Townhouses on 122nd Street designed by Francis Hatch Kimball

Those townhouses are incredible. They absolutely need to be landmarked, and everything adjacent to them that can be landmarked should be landmarked to preserve the general feel of the era when they were built (unfortunately, there’s a 1950s-era school across the street from them). But my point is, we’re not that special.

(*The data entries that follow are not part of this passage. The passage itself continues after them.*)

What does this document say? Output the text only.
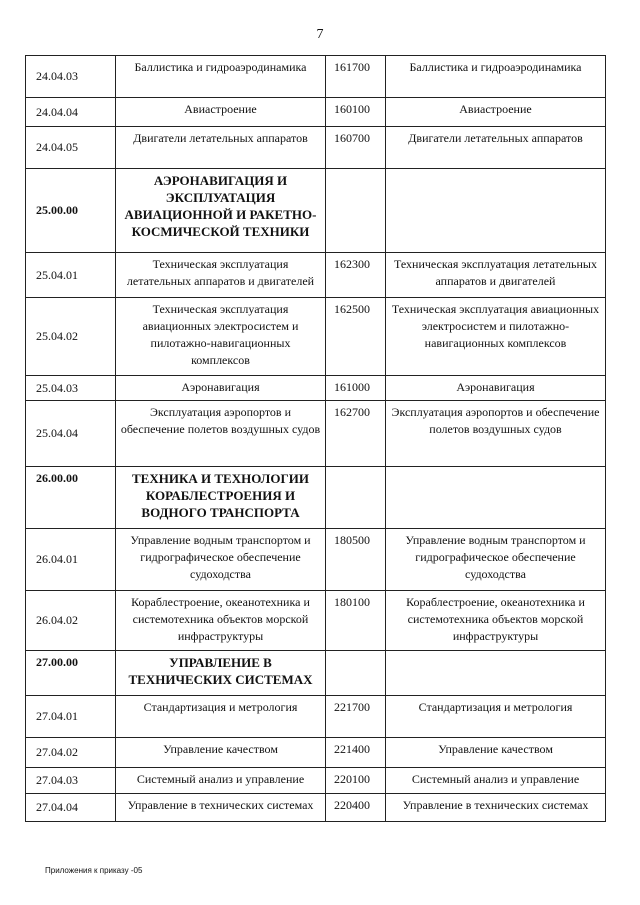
7
24.04.03	Баллистика и гидроаэродинамика	161700	Баллистика и гидроаэродинамика
24.04.04	Авиастроение	160100	Авиастроение
24.04.05	Двигатели летательных аппаратов	160700	Двигатели летательных аппаратов
25.00.00	АЭРОНАВИГАЦИЯ И ЭКСПЛУАТАЦИЯ АВИАЦИОННОЙ И РАКЕТНО-КОСМИЧЕСКОЙ ТЕХНИКИ		
25.04.01	Техническая эксплуатация летательных аппаратов и двигателей	162300	Техническая эксплуатация летательных аппаратов и двигателей
25.04.02	Техническая эксплуатация авиационных электросистем и пилотажно-навигационных комплексов	162500	Техническая эксплуатация авиационных электросистем и пилотажно-навигационных комплексов
25.04.03	Аэронавигация	161000	Аэронавигация
25.04.04	Эксплуатация аэропортов и обеспечение полетов воздушных судов	162700	Эксплуатация аэропортов и обеспечение полетов воздушных судов
26.00.00	ТЕХНИКА И ТЕХНОЛОГИИ КОРАБЛЕСТРОЕНИЯ И ВОДНОГО ТРАНСПОРТА		
26.04.01	Управление водным транспортом и гидрографическое обеспечение судоходства	180500	Управление водным транспортом и гидрографическое обеспечение судоходства
26.04.02	Кораблестроение, океанотехника и системотехника объектов морской инфраструктуры	180100	Кораблестроение, океанотехника и системотехника объектов морской инфраструктуры
27.00.00	УПРАВЛЕНИЕ В ТЕХНИЧЕСКИХ СИСТЕМАХ		
27.04.01	Стандартизация и метрология	221700	Стандартизация и метрология
27.04.02	Управление качеством	221400	Управление качеством
27.04.03	Системный анализ и управление	220100	Системный анализ и управление
27.04.04	Управление в технических системах	220400	Управление в технических системах
Приложения к приказу -05
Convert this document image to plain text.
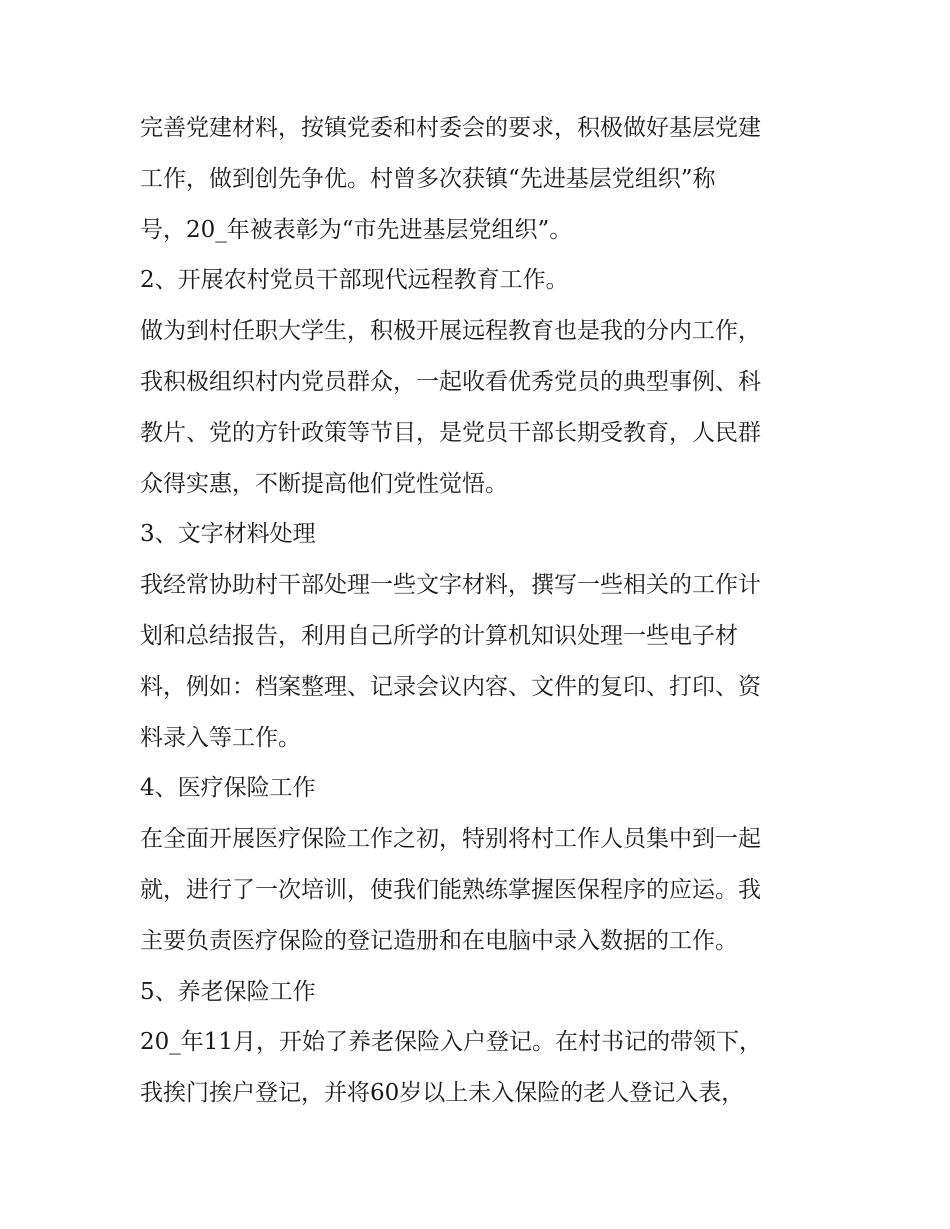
完善党建材料，按镇党委和村委会的要求，积极做好基层党建
工作，做到创先争优。村曾多次获镇“先进基层党组织”称
号，20_年被表彰为“市先进基层党组织”。
2、开展农村党员干部现代远程教育工作。
做为到村任职大学生，积极开展远程教育也是我的分内工作，
我积极组织村内党员群众，一起收看优秀党员的典型事例、科
教片、党的方针政策等节目，是党员干部长期受教育，人民群
众得实惠，不断提高他们党性觉悟。
3、文字材料处理
我经常协助村干部处理一些文字材料，撰写一些相关的工作计
划和总结报告，利用自己所学的计算机知识处理一些电子材
料，例如：档案整理、记录会议内容、文件的复印、打印、资
料录入等工作。
4、医疗保险工作
在全面开展医疗保险工作之初，特别将村工作人员集中到一起
就，进行了一次培训，使我们能熟练掌握医保程序的应运。我
主要负责医疗保险的登记造册和在电脑中录入数据的工作。
5、养老保险工作
20_年11月，开始了养老保险入户登记。在村书记的带领下，
我挨门挨户登记，并将60岁以上未入保险的老人登记入表，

The other night we were walking around lower Manhattan. What struck me was the layers of history you could see in the buildings. New and old were mixed together and there were new interpretations and adaptations of old buildings. I liked the mix of it all. As you can see in the pictures above, our block is a bit like that. There are a few old brick townhouses with mansard roofs, there are classic brownstones in a few different styles, there are a couple churches on the block (both landmarked), and there are apartment buildings. One apartment building looks like it’s from the 1930s, others look like they’re more turn of the century. And then there’s the gleaming new condo – Windows on 123. We have that wonderful patchwork of different historical eras. Thing is, you don’t preserve a patchwork of eras by freezing it in time. You preserve it by letting the patchwork continue to evolve. For example, when new and old are co-existing so closely, why shouldn’t the old buildings have modern doors or windows? Yet that is what would be prevented if the block were landmarked.

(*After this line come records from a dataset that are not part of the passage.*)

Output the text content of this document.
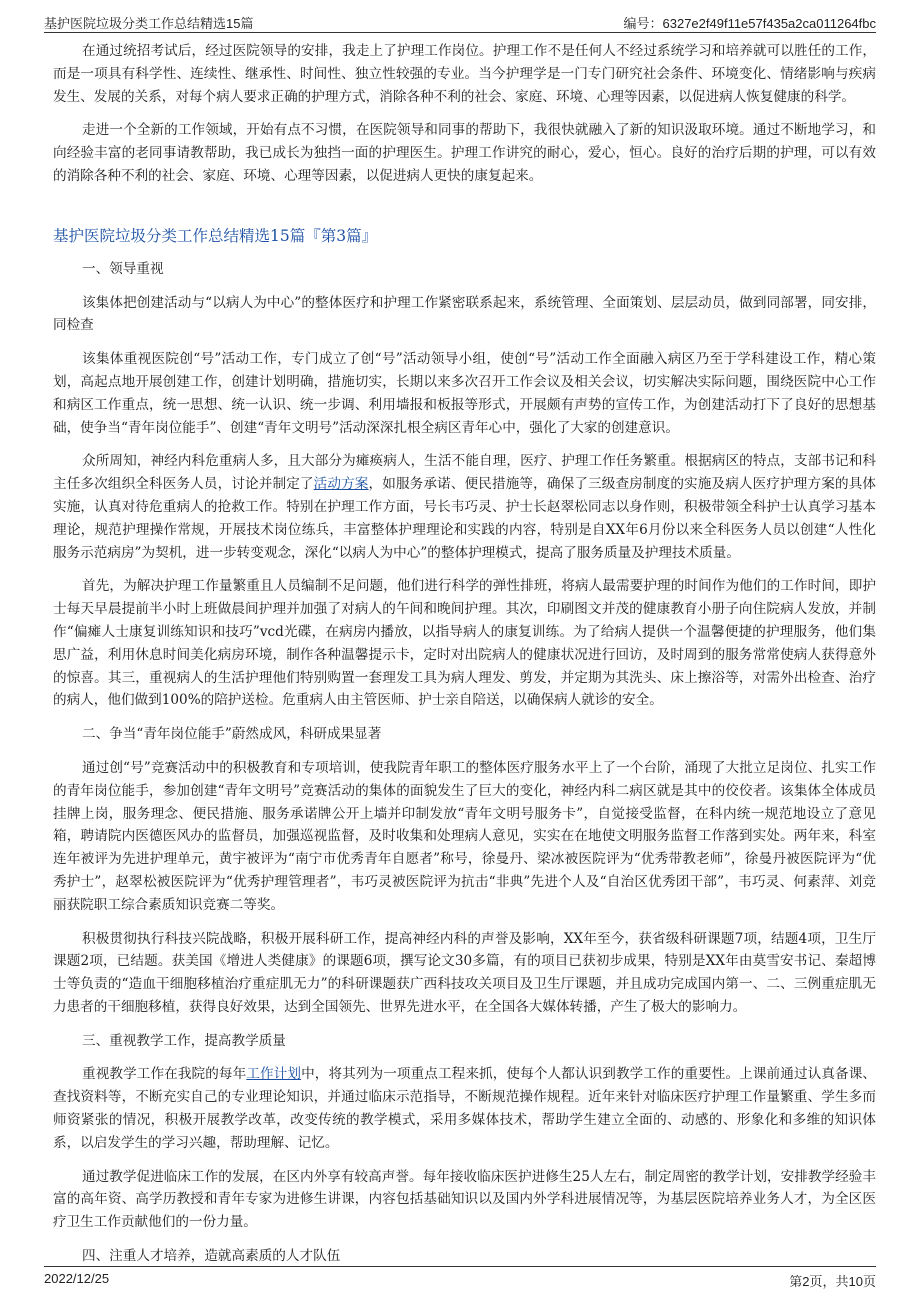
基护医院垃圾分类工作总结精选15篇	编号：6327e2f49f11e57f435a2ca011264fbc

在通过统招考试后，经过医院领导的安排，我走上了护理工作岗位。护理工作不是任何人不经过系统学习和培养就可以胜任的工作，而是一项具有科学性、连续性、继承性、时间性、独立性较强的专业。当今护理学是一门专门研究社会条件、环境变化、情绪影响与疾病发生、发展的关系，对每个病人要求正确的护理方式，消除各种不利的社会、家庭、环境、心理等因素，以促进病人恢复健康的科学。

走进一个全新的工作领域，开始有点不习惯，在医院领导和同事的帮助下，我很快就融入了新的知识汲取环境。通过不断地学习，和向经验丰富的老同事请教帮助，我已成长为独挡一面的护理医生。护理工作讲究的耐心，爱心，恒心。良好的治疗后期的护理，可以有效的消除各种不利的社会、家庭、环境、心理等因素，以促进病人更快的康复起来。

基护医院垃圾分类工作总结精选15篇『第3篇』

一、领导重视

该集体把创建活动与“以病人为中心”的整体医疗和护理工作紧密联系起来，系统管理、全面策划、层层动员，做到同部署，同安排，同检查

该集体重视医院创“号”活动工作，专门成立了创“号”活动领导小组，使创“号”活动工作全面融入病区乃至于学科建设工作，精心策划，高起点地开展创建工作，创建计划明确，措施切实，长期以来多次召开工作会议及相关会议，切实解决实际问题，围绕医院中心工作和病区工作重点，统一思想、统一认识、统一步调、利用墙报和板报等形式，开展颇有声势的宣传工作，为创建活动打下了良好的思想基础，使争当“青年岗位能手”、创建“青年文明号”活动深深扎根全病区青年心中，强化了大家的创建意识。

众所周知，神经内科危重病人多，且大部分为瘫痪病人，生活不能自理，医疗、护理工作任务繁重。根据病区的特点，支部书记和科主任多次组织全科医务人员，讨论并制定了活动方案，如服务承诺、便民措施等，确保了三级查房制度的实施及病人医疗护理方案的具体实施，认真对待危重病人的抢救工作。特别在护理工作方面，号长韦巧灵、护士长赵翠松同志以身作则，积极带领全科护士认真学习基本理论，规范护理操作常规，开展技术岗位练兵，丰富整体护理理论和实践的内容，特别是自XX年6月份以来全科医务人员以创建“人性化服务示范病房”为契机，进一步转变观念，深化“以病人为中心”的整体护理模式，提高了服务质量及护理技术质量。

首先，为解决护理工作量繁重且人员编制不足问题，他们进行科学的弹性排班，将病人最需要护理的时间作为他们的工作时间，即护士每天早晨提前半小时上班做晨间护理并加强了对病人的午间和晚间护理。其次，印刷图文并茂的健康教育小册子向住院病人发放，并制作“偏瘫人士康复训练知识和技巧”vcd光碟，在病房内播放，以指导病人的康复训练。为了给病人提供一个温馨便捷的护理服务，他们集思广益，利用休息时间美化病房环境，制作各种温馨提示卡，定时对出院病人的健康状况进行回访，及时周到的服务常常使病人获得意外的惊喜。其三，重视病人的生活护理他们特别购置一套理发工具为病人理发、剪发，并定期为其洗头、床上擦浴等，对需外出检查、治疗的病人，他们做到100%的陪护送检。危重病人由主管医师、护士亲自陪送，以确保病人就诊的安全。

二、争当“青年岗位能手”蔚然成风，科研成果显著

通过创“号”竞赛活动中的积极教育和专项培训，使我院青年职工的整体医疗服务水平上了一个台阶，涌现了大批立足岗位、扎实工作的青年岗位能手，参加创建“青年文明号”竞赛活动的集体的面貌发生了巨大的变化，神经内科二病区就是其中的佼佼者。该集体全体成员挂牌上岗，服务理念、便民措施、服务承诺牌公开上墙并印制发放“青年文明号服务卡”，自觉接受监督，在科内统一规范地设立了意见箱，聘请院内医德医风办的监督员，加强巡视监督，及时收集和处理病人意见，实实在在地使文明服务监督工作落到实处。两年来，科室连年被评为先进护理单元，黄宇被评为“南宁市优秀青年自愿者”称号，徐曼丹、梁冰被医院评为“优秀带教老师”，徐曼丹被医院评为“优秀护士”，赵翠松被医院评为“优秀护理管理者”，韦巧灵被医院评为抗击“非典”先进个人及“自治区优秀团干部”，韦巧灵、何素萍、刘竞丽获院职工综合素质知识竞赛二等奖。

积极贯彻执行科技兴院战略，积极开展科研工作，提高神经内科的声誉及影响，XX年至今，获省级科研课题7项，结题4项，卫生厅课题2项，已结题。获美国《增进人类健康》的课题6项，撰写论文30多篇，有的项目已获初步成果，特别是XX年由莫雪安书记、秦超博士等负责的“造血干细胞移植治疗重症肌无力”的科研课题获广西科技攻关项目及卫生厅课题，并且成功完成国内第一、二、三例重症肌无力患者的干细胞移植，获得良好效果，达到全国领先、世界先进水平，在全国各大媒体转播，产生了极大的影响力。

三、重视教学工作，提高教学质量

重视教学工作在我院的每年工作计划中，将其列为一项重点工程来抓，使每个人都认识到教学工作的重要性。上课前通过认真备课、查找资料等，不断充实自己的专业理论知识，并通过临床示范指导，不断规范操作规程。近年来针对临床医疗护理工作量繁重、学生多而师资紧张的情况，积极开展教学改革，改变传统的教学模式，采用多媒体技术，帮助学生建立全面的、动感的、形象化和多维的知识体系，以启发学生的学习兴趣，帮助理解、记忆。

通过教学促进临床工作的发展，在区内外享有较高声誉。每年接收临床医护进修生25人左右，制定周密的教学计划，安排教学经验丰富的高年资、高学历教授和青年专家为进修生讲课，内容包括基础知识以及国内外学科进展情况等，为基层医院培养业务人才，为全区医疗卫生工作贡献他们的一份力量。

四、注重人才培养，造就高素质的人才队伍

2022/12/25	第2页，共10页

Yes, there is something special about our block, but the best way to preserve it is through zoning, not through landmarking. Many of the old apartment buildings on our block are built over their currently allowed F.A.R. (floor area ratio) which means if they were torn down you’d have to build a smaller building in their place. That’s a huge incentive for their owners to keep them in tact and renovate them. Even  our townhouse – it’s currently at a FAR of 3.0. The max is 3.44, so you can’t even add another full floor to our building (though the previous owners did manage to fudge the numbers and get plans approved that included an additional floor).

If it were no big deal to own a landmarked building we wouldn’t really care. But it’s a huge headache to own a landmarked building. So many things are more complicated and more expensive. And there are certain things you’re just not allowed to do. For example, we’ll be putting in large tilt-n-turn windows that would not be allowed if the building were landmarked. I’m sure our doors wouldn’t meet with landmarks approval either – they’re modern interpretations of old doors – still wood, and similarly proportioned to the original doors, but lacking the details you would find on an old door. If I lived on a block that warranted landmarking I’d gladly put up with the headaches associated with being landmarked. But our block doesn’t warrant landmarking so neither Dan nor I feel we should have to deal with the hassles of owning a landmarked building.

There’s a community meeting this Tuesday evening (October 5th) at 7pm at the Rice High School library (74 West 124th Street). I plan on being there to see what the chances are of dropping 123rd Street from the proposed extension.